Update blog

cmdr2 · cmdr2 · commit 5db8dc799c9c · 2025-10-07T15:36:00.000+05:30
diff --git a/content/blog/2025-08-25-1756113601.md b/content/blog/2025-08-25-1756113601.md
@@ -36,7 +36,7 @@ class TinyCNN(nn.Module):
 
 I ran this on a NVIDIA 4060 8 GB (Laptop) for 10K iterations, on Windows and WSL-with-Ubuntu, with float32 data.
 
-I ported this model to plain torch, torch.compile, TensorRT, TensorRT RTX, plain CUDA (fused operation), plain Vulkan (fused operation), ggml + CUDA, and ggml + Vulkan.

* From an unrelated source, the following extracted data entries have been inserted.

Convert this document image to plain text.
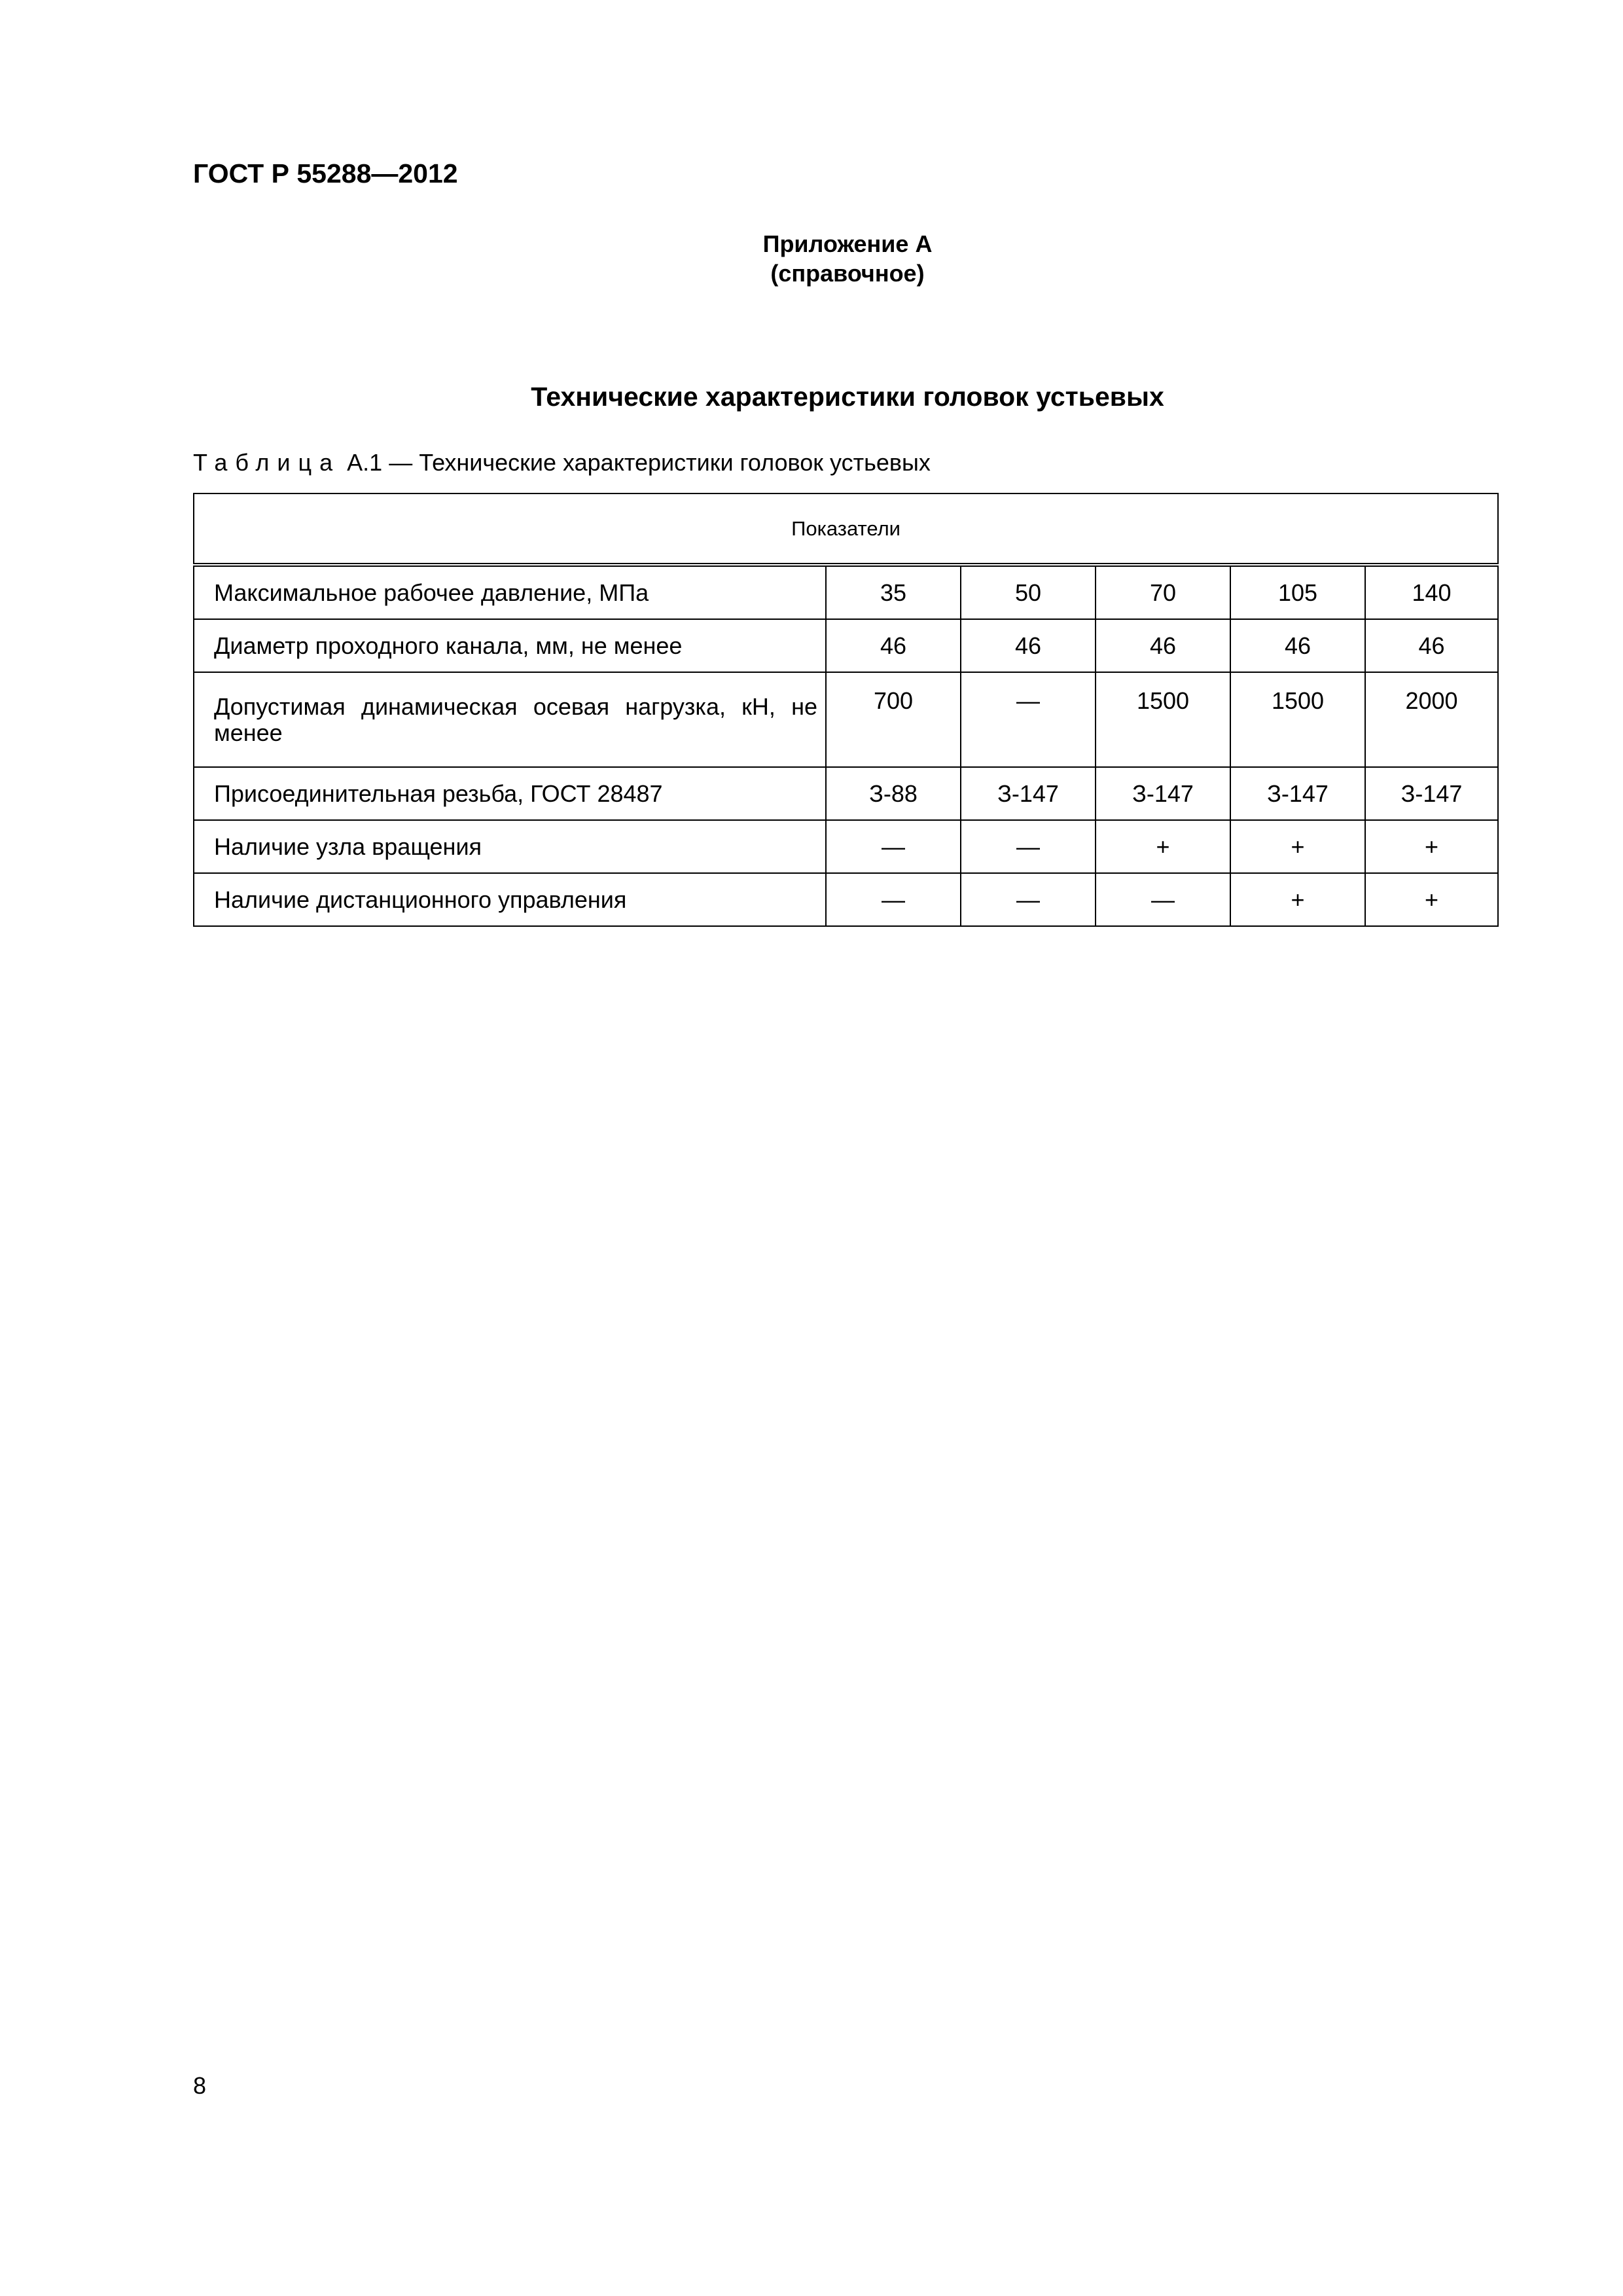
ГОСТ Р 55288—2012
Приложение А
(справочное)
Технические характеристики головок устьевых
Таблица А.1 — Технические характеристики головок устьевых
Показатели					
Максимальное рабочее давление, МПа	35	50	70	105	140
Диаметр проходного канала, мм, не менее	46	46	46	46	46
Допустимая динамическая осевая нагрузка, кН, не менее	700	—	1500	1500	2000
Присоединительная резьба, ГОСТ 28487	З-88	З-147	З-147	З-147	З-147
Наличие узла вращения	—	—	+	+	+
Наличие дистанционного управления	—	—	—	+	+
8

+I ported this model to plain torch, torch.compile, TensorRT, TensorRT RTX, plain CUDA (fused operation), plain Vulkan (fused operation), ggml + CUDA, ggml + Vulkan, and ONNX Runtime + CUDA.
 
 I've included the performance numbers below, but they shouldn't be taken very seriously since the model is too small to paint a true picture (in terms of computation complexity and data size). The intent is to verify that the different test setups are working somewhat sanely.
 
@@ -46,6 +46,7 @@ For 10k iterations:
 | 1.6s | plain torch | Ubuntu Linux (WSL) |
 | 1.6s | TensorRT | Windows |
 | 1.6s | fused CUDA kernel | Windows |
+| 1.6s | ONNX Runtime with CUDA | Windows |
 | 1.7s | TensorRT RTX | Windows |
 | 1.9s | plain torch | Windows |
 | 2.3s | ggml + CUDA | Windows |